As George Asztalos- an unexpected romantic lead, as bitter as he is sweet- Dennis is tremendously charming. With a cheerful face, brisk voice and stiff posture, his Asztalos contains all the contradictions necessary for his bungled double life as a daytime confrontational bachelor and nighttime anonymous letter-writing lover. When those worlds collide, the battle amongst Asztalos’ contradictory instincts results in some superb physical comedy from the always-wonderful Dennis.
As the woman whom Asztalos picks on and unknowingly woos pen-pal style, Patricia Fagan has just enough sass to keep up and just enough heart to ground the unlikely (read: not that surprising, also the basis for You’ve Got Mail) love story. Her chemistry with Dennis is at its best when they bicker, though their Act II slow-burn romance is plenty wonderful too.
The supporting cast is anchored by Joseph Ziegler’s endearing turn as shop owner Miklos Hammerschmidt, a fundamentally good man driven all sorts of crazy by the thought that his wife is cheating on him. Kevin Bundy is an appropriately skeezy/charming Stephan Kadash, the Hammerschmidt employee helping her with the cheating. Michael Simpson shines as a daffy do-right clerk who serves as counsellor to the love story and unfortunate fifth business to the infidelity plot. And the adorable Jeff Lillico gives the funniest performance of the lot as the upstart apprentice Arpad, whose mid-action promotion opens him up to an Act II full of riotous pride and self importance, bossing around the eager new apprentice Jancsi (Mike Ross, naturally, pulling double duty as the prat-falling and setpiece-jumping Jancsi and the accordion-playing Musical Director).
The practiced rhythms of the employees at Hammerschmidt’s store play like a well-oiled and quirky ensemble should, their less-highlighted interpersonal relationships just as developed as the main plots (the friendship between Dennis’ Asztalos and Ziegler’s Hammerschmidt is particularly moving).
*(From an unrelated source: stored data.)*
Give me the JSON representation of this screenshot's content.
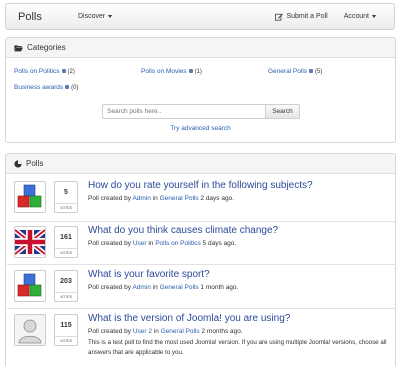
{
  "navbar": {
    "brand": "Polls",
    "discover": "Discover",
    "submit": "Submit a Poll",
    "account": "Account"
  },
  "categories": {
    "heading": "Categories",
    "items": [
      {
        "label": "Polls on Politics",
        "count": "(2)"
      },
      {
        "label": "Polls on Movies",
        "count": "(1)"
      },
      {
        "label": "General Polls",
        "count": "(5)"
      },
      {
        "label": "Business awards",
        "count": "(0)"
      }
    ],
    "search_placeholder": "Search polls here..",
    "search_button": "Search",
    "advanced_link": "Try advanced search"
  },
  "polls": {
    "heading": "Polls",
    "votes_label": "VOTES",
    "items": [
      {
        "votes": "5",
        "title": "How do you rate yourself in the following subjects?",
        "prefix": "Poll created by ",
        "author": "Admin",
        "mid": " in ",
        "category": "General Polls",
        "time": " 2 days ago.",
        "icon": "cubes-icon"
      },
      {
        "votes": "161",
        "title": "What do you think causes climate change?",
        "prefix": "Poll created by ",
        "author": "User",
        "mid": " in ",
        "category": "Polls on Politics",
        "time": " 5 days ago.",
        "icon": "uk-flag-icon"
      },
      {
        "votes": "203",
        "title": "What is your favorite sport?",
        "prefix": "Poll created by ",
        "author": "Admin",
        "mid": " in ",
        "category": "General Polls",
        "time": " 1 month ago.",
        "icon": "cubes-icon"
      },
      {
        "votes": "115",
        "title": "What is the version of Joomla! you are using?",
        "prefix": "Poll created by ",
        "author": "User 2",
        "mid": " in ",
        "category": "General Polls",
        "time": " 2 months ago.",
        "description": "This is a test poll to find the most used Joomla! version. If you are using multiple Joomla! versions, choose all answers that are applicable to you.",
        "icon": "avatar-icon"
      }
    ]
  }
}
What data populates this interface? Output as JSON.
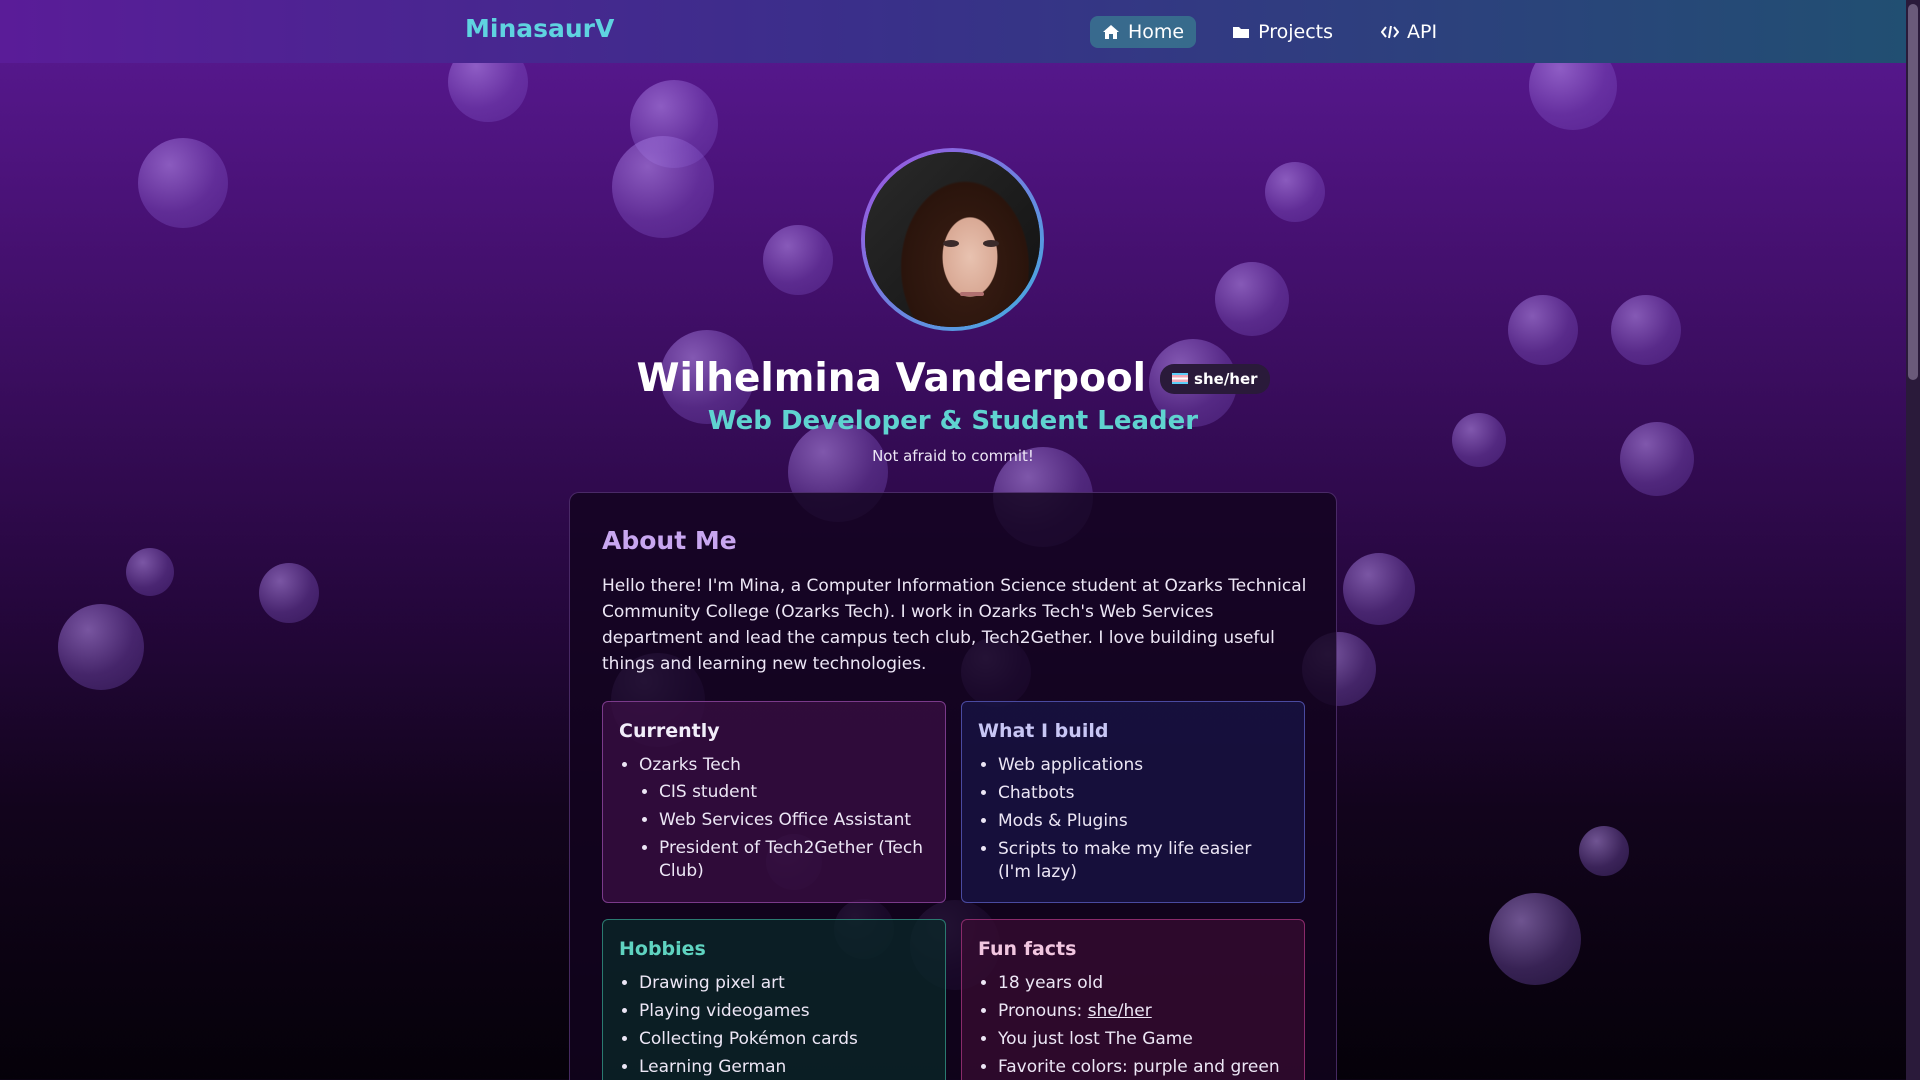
{
  "navbar": {
    "brand": "MinasaurV",
    "links": [
      {
        "label": "Home",
        "icon": "home-icon",
        "active": true
      },
      {
        "label": "Projects",
        "icon": "folder-icon",
        "active": false
      },
      {
        "label": "API",
        "icon": "code-icon",
        "active": false
      }
    ]
  },
  "profile": {
    "name": "Wilhelmina Vanderpool",
    "pronouns": "she/her",
    "title": "Web Developer & Student Leader",
    "tagline": "Not afraid to commit!"
  },
  "about": {
    "heading": "About Me",
    "text": "Hello there! I'm Mina, a Computer Information Science student at Ozarks Technical Community College (Ozarks Tech). I work in Ozarks Tech's Web Services department and lead the campus tech club, Tech2Gether. I love building useful things and learning new technologies.",
    "currently": {
      "heading": "Currently",
      "org": "Ozarks Tech",
      "items": [
        "CIS student",
        "Web Services Office Assistant",
        "President of Tech2Gether (Tech Club)"
      ]
    },
    "build": {
      "heading": "What I build",
      "items": [
        "Web applications",
        "Chatbots",
        "Mods & Plugins",
        "Scripts to make my life easier (I'm lazy)"
      ]
    },
    "hobbies": {
      "heading": "Hobbies",
      "items": [
        "Drawing pixel art",
        "Playing videogames",
        "Collecting Pokémon cards",
        "Learning German"
      ]
    },
    "fun": {
      "heading": "Fun facts",
      "items": [
        "18 years old",
        "You just lost The Game",
        "Favorite colors: purple and green"
      ],
      "pronouns_label": "Pronouns: ",
      "pronouns_value": "she/her"
    }
  },
  "colors": {
    "brand": "#5fd3e0",
    "accent_teal": "#5fd3d0",
    "heading_purple": "#c8a6f0"
  }
}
The pace may sag from time to time but vibrant performances make all the difference in Laszlo’s wordy comedy.
The Christmas-set comedy is the final piece in Soulpepper’s outstanding 14th season, a very sweet way to head into 2012. Helped along by the Distillery District’s annual Christmas market, a trip to the ever-so-slightly holiday-tinted Parfumerie is the perfect way to kick off the season.
Soulpepper’s current production of Parfumerie plays at The Young Centre for the Performing Arts in Toronto’s Distillery District until Dec 31st.